Nas curtas, para destacar algumas, os temas variam de nichos de cultura online – os incels em “Mechanics of Fluids”, os cam-boys em “Alpha Kings”, o machine-learning em “Backflip” – até projectos políticos, como a comunidade educativa anarquista Universidade Tolstoy, em “Growing Up Absurd”, e “Black Mousse”, sobre a Feira Internacional de Tripoli, projectada por Oscar Niemeyer nos anos 60, em confronto com a Guerra Civil libanesa. No filme “El Jardín de los Faunos”, Pol Merchan faz uma homenagem à vida e obra de Nazario Luque, artista queer espanhol e autor das primeiras bandas desenhadas underground abertamente gay. “Gods of the Supermarket” presta homenagem à representação cliché do corpo masculino, com o qual o realizador tem uma relação de amor-ódio. Através de uma série de imagens recolhidas na Internet, a obsessão cultural com padrões de beleza irrealistas é questionada. “Endless Sea” parte de uma situação cada vez mais reconhecível – Carol descobre que o preço da sua medicação para o coração duplicou. Quando todas as suas tentativas de encontrar uma solução falham, será forçada a um acto desesperado. No total são 29 curtas, entre animação, ficção, documentário ou cinema experimental, de uma amplitude geográfica rara, provenientes de países como Geórgia, Sudão, Líbano, Japão ou Albânia.
Na Boca do Inferno, a secção do festival dedicada ao desconcertante e ao bizarro, 2023 oferece-nos um alinhamento extenso e variado, com escolhas que variam desde comédias ácidas cringe até adaptações de clássicos sci-fi japoneses. No total são sete longas, de autores com história no festival, como Quentin Dupieux e Kristoffer Borgli, e estreantes nestas lides, como Beth de Araújo e Chloe Okuno. Nesta edição celebramos ainda o regresso da Maratona Boca do Inferno, depois de um interregno de três anos. Uma noitada de cinema com curtas e longas, que acaba ao nascer do sol.
Este ano, o grande destaque do Boca do Inferno é “Pearl”, novo filme de Ti West, um dos grandes autores do cinema de género actual. Autêntico crowd-pleaser do terror, o filme usa a violência como engodo para fazer perguntas sérias – que consequências pode ter o isolamento, a repressão e o condicionamento familiar? O filme, uma prequela de X, de 2022, é simultaneamente uma homenagem à sumptuosidade do cinema clássico de Hollywood e uma obra artesanal, em que Ti West realiza, escreve, monta e produz. Um futuro clássico do cinema de terror, com uma interpretação icónica da protagonista Mia Goth.

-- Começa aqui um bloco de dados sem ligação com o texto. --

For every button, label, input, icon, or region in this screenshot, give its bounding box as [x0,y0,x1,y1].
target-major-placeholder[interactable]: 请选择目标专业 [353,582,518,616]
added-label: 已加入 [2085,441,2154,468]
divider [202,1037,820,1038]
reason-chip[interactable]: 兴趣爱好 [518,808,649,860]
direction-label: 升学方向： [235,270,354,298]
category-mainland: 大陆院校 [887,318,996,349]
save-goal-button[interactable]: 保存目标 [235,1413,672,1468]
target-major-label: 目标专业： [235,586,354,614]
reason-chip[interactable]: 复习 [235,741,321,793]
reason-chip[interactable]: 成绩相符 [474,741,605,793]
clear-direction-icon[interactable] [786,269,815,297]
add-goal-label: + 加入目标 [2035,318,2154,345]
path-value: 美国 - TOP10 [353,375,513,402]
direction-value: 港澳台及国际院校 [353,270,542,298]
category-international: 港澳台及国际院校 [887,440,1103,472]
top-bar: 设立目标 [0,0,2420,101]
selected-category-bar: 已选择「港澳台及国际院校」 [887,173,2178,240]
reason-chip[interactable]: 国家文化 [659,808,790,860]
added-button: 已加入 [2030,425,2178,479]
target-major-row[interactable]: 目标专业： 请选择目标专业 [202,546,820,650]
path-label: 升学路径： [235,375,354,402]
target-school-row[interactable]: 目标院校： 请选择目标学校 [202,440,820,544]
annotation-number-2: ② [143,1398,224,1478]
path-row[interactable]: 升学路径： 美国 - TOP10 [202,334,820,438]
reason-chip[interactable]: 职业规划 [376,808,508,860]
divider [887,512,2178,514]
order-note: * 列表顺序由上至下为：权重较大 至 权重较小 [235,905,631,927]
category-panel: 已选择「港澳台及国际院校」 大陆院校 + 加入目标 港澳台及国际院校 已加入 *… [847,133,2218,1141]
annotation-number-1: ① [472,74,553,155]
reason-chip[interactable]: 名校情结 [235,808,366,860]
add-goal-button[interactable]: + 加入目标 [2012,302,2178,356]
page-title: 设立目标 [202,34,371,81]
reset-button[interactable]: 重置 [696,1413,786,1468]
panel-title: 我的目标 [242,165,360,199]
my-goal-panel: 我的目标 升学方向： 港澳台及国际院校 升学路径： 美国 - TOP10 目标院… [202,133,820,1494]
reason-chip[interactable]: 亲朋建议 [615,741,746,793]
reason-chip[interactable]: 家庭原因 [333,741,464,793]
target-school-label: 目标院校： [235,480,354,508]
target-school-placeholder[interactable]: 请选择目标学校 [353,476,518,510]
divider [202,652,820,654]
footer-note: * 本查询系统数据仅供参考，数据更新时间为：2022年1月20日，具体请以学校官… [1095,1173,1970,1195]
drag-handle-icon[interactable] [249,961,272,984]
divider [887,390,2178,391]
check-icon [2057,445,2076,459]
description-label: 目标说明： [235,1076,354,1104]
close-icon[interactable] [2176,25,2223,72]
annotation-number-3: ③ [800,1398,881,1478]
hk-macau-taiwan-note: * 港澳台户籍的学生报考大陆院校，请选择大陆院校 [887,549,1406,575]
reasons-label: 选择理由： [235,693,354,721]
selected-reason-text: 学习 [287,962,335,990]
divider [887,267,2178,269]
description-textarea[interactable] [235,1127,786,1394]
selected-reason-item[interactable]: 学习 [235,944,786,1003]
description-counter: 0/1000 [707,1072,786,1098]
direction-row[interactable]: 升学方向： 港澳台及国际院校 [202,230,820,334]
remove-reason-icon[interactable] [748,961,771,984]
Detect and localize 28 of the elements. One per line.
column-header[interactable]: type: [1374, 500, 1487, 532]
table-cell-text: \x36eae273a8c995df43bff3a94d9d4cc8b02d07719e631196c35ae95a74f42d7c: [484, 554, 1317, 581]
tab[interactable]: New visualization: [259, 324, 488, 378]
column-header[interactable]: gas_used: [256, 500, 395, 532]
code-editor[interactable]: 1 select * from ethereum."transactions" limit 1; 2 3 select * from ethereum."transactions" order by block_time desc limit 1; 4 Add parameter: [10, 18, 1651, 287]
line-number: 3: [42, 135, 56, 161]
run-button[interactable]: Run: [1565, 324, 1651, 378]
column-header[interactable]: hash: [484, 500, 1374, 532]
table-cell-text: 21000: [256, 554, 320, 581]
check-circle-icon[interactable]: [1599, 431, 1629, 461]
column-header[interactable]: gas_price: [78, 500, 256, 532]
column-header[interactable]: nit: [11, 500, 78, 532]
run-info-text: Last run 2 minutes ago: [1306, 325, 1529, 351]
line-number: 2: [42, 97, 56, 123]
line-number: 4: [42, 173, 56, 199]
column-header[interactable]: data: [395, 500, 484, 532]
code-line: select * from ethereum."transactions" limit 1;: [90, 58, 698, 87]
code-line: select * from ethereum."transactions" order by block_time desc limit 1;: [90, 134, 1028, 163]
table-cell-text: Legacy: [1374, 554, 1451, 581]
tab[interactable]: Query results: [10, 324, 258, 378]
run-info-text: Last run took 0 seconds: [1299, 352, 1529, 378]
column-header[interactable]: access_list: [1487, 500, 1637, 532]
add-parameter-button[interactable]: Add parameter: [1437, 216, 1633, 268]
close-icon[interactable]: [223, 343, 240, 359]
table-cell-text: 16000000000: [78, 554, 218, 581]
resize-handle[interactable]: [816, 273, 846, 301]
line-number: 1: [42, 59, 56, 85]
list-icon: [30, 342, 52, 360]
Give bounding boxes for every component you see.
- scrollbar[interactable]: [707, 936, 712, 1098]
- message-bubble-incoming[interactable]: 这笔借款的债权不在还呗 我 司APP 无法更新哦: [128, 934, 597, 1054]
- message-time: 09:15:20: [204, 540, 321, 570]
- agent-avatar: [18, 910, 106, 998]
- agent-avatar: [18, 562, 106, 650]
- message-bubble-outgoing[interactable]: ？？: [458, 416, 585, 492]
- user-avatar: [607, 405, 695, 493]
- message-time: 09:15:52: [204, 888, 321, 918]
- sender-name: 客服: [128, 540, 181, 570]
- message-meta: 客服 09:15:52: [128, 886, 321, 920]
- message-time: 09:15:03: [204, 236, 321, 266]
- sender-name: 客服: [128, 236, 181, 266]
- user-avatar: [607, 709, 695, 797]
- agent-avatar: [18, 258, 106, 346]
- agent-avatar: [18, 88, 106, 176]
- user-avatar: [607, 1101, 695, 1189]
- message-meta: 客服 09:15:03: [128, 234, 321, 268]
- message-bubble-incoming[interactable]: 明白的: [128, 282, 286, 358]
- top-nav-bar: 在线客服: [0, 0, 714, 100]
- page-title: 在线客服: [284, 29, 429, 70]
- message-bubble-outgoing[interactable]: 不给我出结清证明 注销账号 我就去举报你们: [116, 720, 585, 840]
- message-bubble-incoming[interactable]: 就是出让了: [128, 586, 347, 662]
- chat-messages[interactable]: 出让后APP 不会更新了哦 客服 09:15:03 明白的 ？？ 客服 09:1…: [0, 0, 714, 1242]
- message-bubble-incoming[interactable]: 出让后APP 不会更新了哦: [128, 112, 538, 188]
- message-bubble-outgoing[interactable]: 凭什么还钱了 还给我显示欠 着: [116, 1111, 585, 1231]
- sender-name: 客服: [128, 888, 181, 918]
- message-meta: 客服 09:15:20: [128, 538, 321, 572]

“Watcher”, primeira longa-metragem de Chloe Okuno, parte do setup dos thrillers clássicos como ponto de partida para um filme inquietante, um twist feminista na Janela Indiscreta de Hitchcock. A viver num país onde não fala a língua, a sensação de isolamento e paranoia da protagonista é constantemente desvalorizada pelos que a rodeiam, num slowburner eficaz e impactante, que trabalha a solidão de forma magistral.
“Soft and Quiet” parte de um gimmick usual – o filme composto por apenas um plano-sequência – para criar uma das experiências cinematográficas mais tensas e perturbadoras do ano. Em plena América pós-Trump, o filme da estreante Beth de Araújo acompanha um grupo de mulheres ao longo de uma tarde em que são discutidos temas actuais: a raça, o género, o papel da mulher na sociedade e na família.
Híbrido found-footage satírico e mockumentary demente, “Stephane” foca-se num realizador desesperado por um hit e num personagem bigger-than-life, o Stephane do título, e na forma como um encontro aleatório pode descambar num escalar de bizarrices. Um filme divertido e excêntrico, que usa os arquétipos dos géneros que explora contra as expectativas do espectador.
Em “Shin Ultraman”, Shinji Higuchi regressa ao universo peculiar dos filmes de super-heróis japoneses, numa adaptação de Ultraman, série sci-fi de culto dos anos 60. Aqui, o autor de Neon Genesis Evangelion trabalha uma questão – como é que o governo do Japão, notório pelos seus processos burocráticos, abordaria uma eventual invasão alienígena? Resposta: com excesso de burocracia.
Quentin Dupieux regressa ao festival com um novo exercício delirante. Uma trupe de super-heróis vagamente inspirada nos Power Rangers tem uma única agenda – usar a nicotina no combate ao tabagismo. Contado em pequenos episódios, cada um mais bizarro que o anterior, “Fumer Fait Tousser”, tem tudo para ser recebido de braços abertos pelos espectadores mais aventureiros.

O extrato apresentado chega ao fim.